The starkest evidence of the intense pressure applied on Armenia is that the initial Turkey-Armenia “Roadmap” was announced late on the evening of April 22nd, only hours before the President’s first April 24th remarks, following a marathon 14-hour session in Yerevan between the Foreign Minister of Armenia, Edward Nalbandyan, and Matt Bryza, at the time a Deputy Assistant Secretary. This meeting, and all the intense pressure on Armenia in the days leading up to the President’s reversal on his Armenian Genocide pledge, was plainly intended to serve Turkey’s interest in blocking U.S. recognition of the Armenian Genocide. This coercion has continued through to this day, with headlines in the New York Times and elsewhere reporting your personal “prodding” and “pushing” of the Armenian government to accept the Protocols in the face of broad-based opposition both in Armenia and the Armenian Diaspora.
As you may know, over 10,000 Armenian Americans gathered in Los Angeles over the weekend to protest the one-sided Protocols and to demand full U.S. recognition of the Armenian Genocide. These American citizens and over one and a half million Armenian Americans, rightful stakeholders in our nation’s policies on Armenian issues, have been excluded from any meaningful role in the shaping of our nation’s active diplomacy on the Protocols. When we have formally protested this exclusion to senior officials of the State Department, we have been advised to address our concerns to the Armenian government. This dismissal represents a patent insult to every American of Armenian heritage.
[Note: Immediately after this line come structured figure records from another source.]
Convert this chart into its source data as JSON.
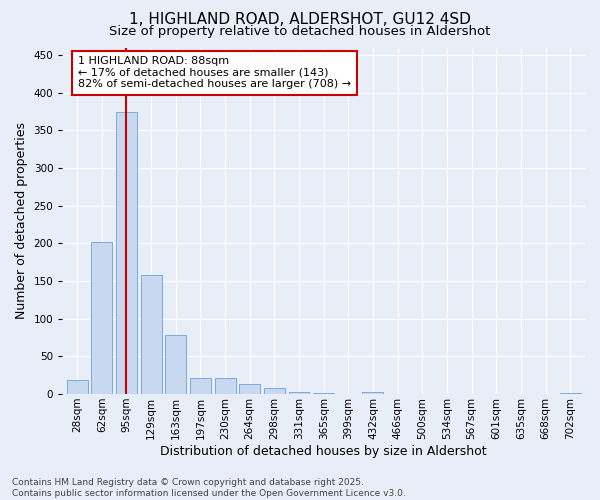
{
  "title": "1, HIGHLAND ROAD, ALDERSHOT, GU12 4SD",
  "subtitle": "Size of property relative to detached houses in Aldershot",
  "xlabel": "Distribution of detached houses by size in Aldershot",
  "ylabel": "Number of detached properties",
  "categories": [
    "28sqm",
    "62sqm",
    "95sqm",
    "129sqm",
    "163sqm",
    "197sqm",
    "230sqm",
    "264sqm",
    "298sqm",
    "331sqm",
    "365sqm",
    "399sqm",
    "432sqm",
    "466sqm",
    "500sqm",
    "534sqm",
    "567sqm",
    "601sqm",
    "635sqm",
    "668sqm",
    "702sqm"
  ],
  "values": [
    18,
    202,
    375,
    158,
    78,
    21,
    21,
    13,
    8,
    3,
    1,
    0,
    3,
    0,
    0,
    0,
    0,
    0,
    0,
    0,
    2
  ],
  "bar_color": "#c8d8f0",
  "bar_edge_color": "#7aabde",
  "vline_x_index": 2,
  "vline_color": "#cc0000",
  "annotation_line1": "1 HIGHLAND ROAD: 88sqm",
  "annotation_line2": "← 17% of detached houses are smaller (143)",
  "annotation_line3": "82% of semi-detached houses are larger (708) →",
  "annotation_box_facecolor": "#ffffff",
  "annotation_box_edgecolor": "#cc0000",
  "ylim": [
    0,
    460
  ],
  "yticks": [
    0,
    50,
    100,
    150,
    200,
    250,
    300,
    350,
    400,
    450
  ],
  "background_color": "#e8eef8",
  "plot_bg_color": "#e8eef8",
  "grid_color": "#ffffff",
  "footer_text": "Contains HM Land Registry data © Crown copyright and database right 2025.\nContains public sector information licensed under the Open Government Licence v3.0.",
  "title_fontsize": 11,
  "subtitle_fontsize": 9.5,
  "axis_label_fontsize": 9,
  "tick_fontsize": 7.5,
  "annotation_fontsize": 8,
  "footer_fontsize": 6.5
}
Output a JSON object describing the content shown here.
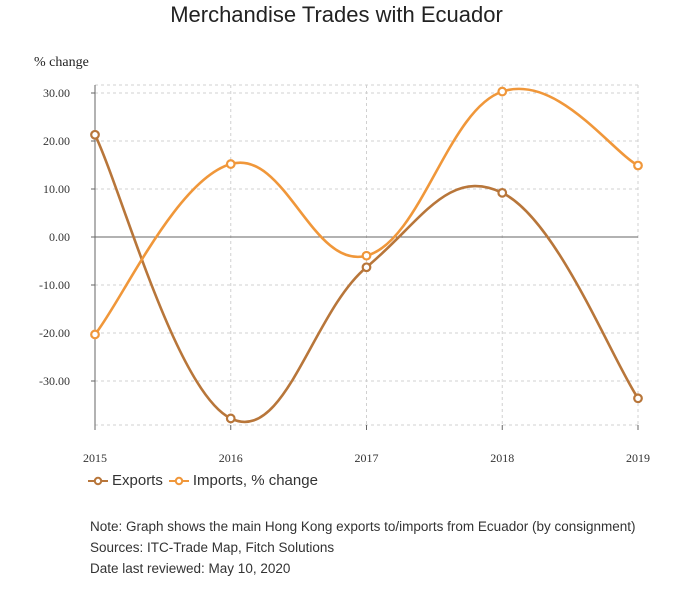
{
  "chart_data": {
    "type": "line",
    "title": "Merchandise Trades with Ecuador",
    "ylabel": "% change",
    "xlabel": "",
    "categories": [
      "2015",
      "2016",
      "2017",
      "2018",
      "2019"
    ],
    "yticks": [
      "30.00",
      "20.00",
      "10.00",
      "0.00",
      "-10.00",
      "-20.00",
      "-30.00"
    ],
    "ytick_values": [
      30,
      20,
      10,
      0,
      -10,
      -20,
      -30
    ],
    "ylim": [
      -38,
      32
    ],
    "grid": true,
    "legend_position": "bottom-left",
    "series": [
      {
        "name": "Exports",
        "values": [
          21.3,
          -37.8,
          -6.3,
          9.2,
          -33.6
        ],
        "color": "#b8763a"
      },
      {
        "name": "Imports, % change",
        "values": [
          -20.3,
          15.2,
          -3.9,
          30.3,
          14.9
        ],
        "color": "#f0973a"
      }
    ]
  },
  "notes": {
    "line1": "Note: Graph shows the main Hong Kong exports to/imports from Ecuador (by consignment)",
    "line2": "Sources: ITC-Trade Map, Fitch Solutions",
    "line3": "Date last reviewed: May 10, 2020"
  }
}
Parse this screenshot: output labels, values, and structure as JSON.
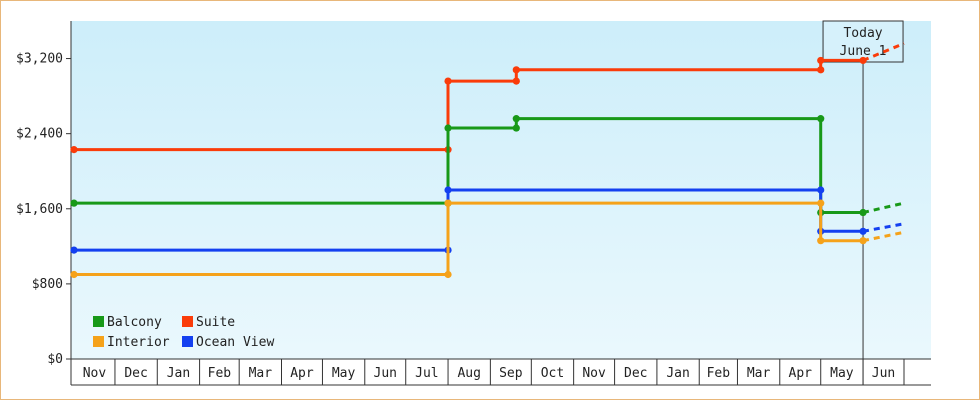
{
  "chart_data": {
    "type": "line",
    "subtype": "step",
    "title": "",
    "xlabel": "",
    "ylabel": "",
    "ylim": [
      0,
      3600
    ],
    "y_ticks": [
      {
        "value": 0,
        "label": "$0"
      },
      {
        "value": 800,
        "label": "$800"
      },
      {
        "value": 1600,
        "label": "$1,600"
      },
      {
        "value": 2400,
        "label": "$2,400"
      },
      {
        "value": 3200,
        "label": "$3,200"
      }
    ],
    "x_start_date": "2015-11-01",
    "x_end_date": "2017-07-01",
    "month_labels": [
      "Nov",
      "Dec",
      "Jan",
      "Feb",
      "Mar",
      "Apr",
      "May",
      "Jun",
      "Jul",
      "Aug",
      "Sep",
      "Oct",
      "Nov",
      "Dec",
      "Jan",
      "Feb",
      "Mar",
      "Apr",
      "May",
      "Jun"
    ],
    "grid": false,
    "background_gradient": [
      "#cdeefa",
      "#eaf8fd"
    ],
    "today": {
      "date": "2017-06-01",
      "label_line1": "Today",
      "label_line2": "June 1"
    },
    "legend": {
      "placement": "bottom-left",
      "entries": [
        {
          "name": "Balcony",
          "color": "#189918"
        },
        {
          "name": "Suite",
          "color": "#fa3c0a"
        },
        {
          "name": "Interior",
          "color": "#f5a21a"
        },
        {
          "name": "Ocean View",
          "color": "#1440f0"
        }
      ]
    },
    "series": [
      {
        "name": "Suite",
        "color": "#fa3c0a",
        "points": [
          {
            "date": "2015-11-01",
            "value": 2230
          },
          {
            "date": "2016-08-01",
            "value": 2230
          },
          {
            "date": "2016-08-01",
            "value": 2960
          },
          {
            "date": "2016-09-20",
            "value": 2960
          },
          {
            "date": "2016-09-20",
            "value": 3080
          },
          {
            "date": "2017-05-01",
            "value": 3080
          },
          {
            "date": "2017-05-01",
            "value": 3180
          },
          {
            "date": "2017-06-01",
            "value": 3180
          }
        ],
        "projection": [
          {
            "date": "2017-06-01",
            "value": 3180
          },
          {
            "date": "2017-07-01",
            "value": 3360
          }
        ]
      },
      {
        "name": "Balcony",
        "color": "#189918",
        "points": [
          {
            "date": "2015-11-01",
            "value": 1660
          },
          {
            "date": "2016-08-01",
            "value": 1660
          },
          {
            "date": "2016-08-01",
            "value": 2460
          },
          {
            "date": "2016-09-20",
            "value": 2460
          },
          {
            "date": "2016-09-20",
            "value": 2560
          },
          {
            "date": "2017-05-01",
            "value": 2560
          },
          {
            "date": "2017-05-01",
            "value": 1560
          },
          {
            "date": "2017-06-01",
            "value": 1560
          }
        ],
        "projection": [
          {
            "date": "2017-06-01",
            "value": 1560
          },
          {
            "date": "2017-07-01",
            "value": 1660
          }
        ]
      },
      {
        "name": "Ocean View",
        "color": "#1440f0",
        "points": [
          {
            "date": "2015-11-01",
            "value": 1160
          },
          {
            "date": "2016-08-01",
            "value": 1160
          },
          {
            "date": "2016-08-01",
            "value": 1800
          },
          {
            "date": "2017-05-01",
            "value": 1800
          },
          {
            "date": "2017-05-01",
            "value": 1360
          },
          {
            "date": "2017-06-01",
            "value": 1360
          }
        ],
        "projection": [
          {
            "date": "2017-06-01",
            "value": 1360
          },
          {
            "date": "2017-07-01",
            "value": 1440
          }
        ]
      },
      {
        "name": "Interior",
        "color": "#f5a21a",
        "points": [
          {
            "date": "2015-11-01",
            "value": 900
          },
          {
            "date": "2016-08-01",
            "value": 900
          },
          {
            "date": "2016-08-01",
            "value": 1660
          },
          {
            "date": "2017-05-01",
            "value": 1660
          },
          {
            "date": "2017-05-01",
            "value": 1260
          },
          {
            "date": "2017-06-01",
            "value": 1260
          }
        ],
        "projection": [
          {
            "date": "2017-06-01",
            "value": 1260
          },
          {
            "date": "2017-07-01",
            "value": 1350
          }
        ]
      }
    ]
  }
}
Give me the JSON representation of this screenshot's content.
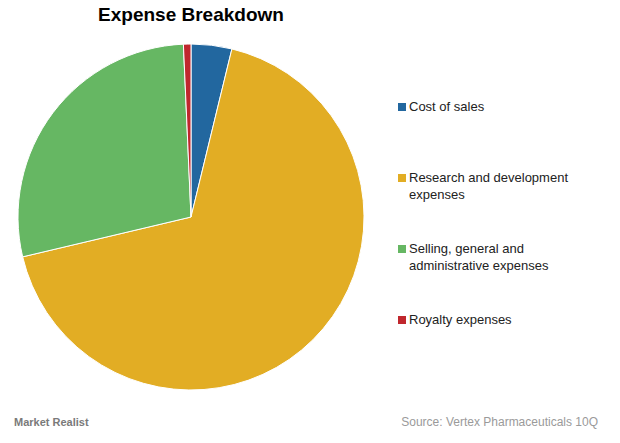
{
  "chart_data": {
    "type": "pie",
    "title": "Expense Breakdown",
    "categories": [
      "Cost of sales",
      "Research and development expenses",
      "Selling, general and administrative expenses",
      "Royalty expenses"
    ],
    "values": [
      3.8,
      67.5,
      28,
      0.7
    ],
    "colors": [
      "#22679f",
      "#e2ad24",
      "#66b763",
      "#c0272d"
    ],
    "legend": "right",
    "annotations": [
      "Source: Vertex Pharmaceuticals 10Q",
      "Market Realist"
    ]
  }
}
We deserve transparency and honesty from our government, a policy-making process that fairly embraces all American stakeholders, and the opportunity to offer our input in a respectful and meaningful manner.
In light of these concerns, I call upon you to lift the pressure being applied to Armenia to accept the Protocols and ask you, once again, to agree to accept our outstanding request to meet to discuss these and other urgent matters of concern to the Armenian American community.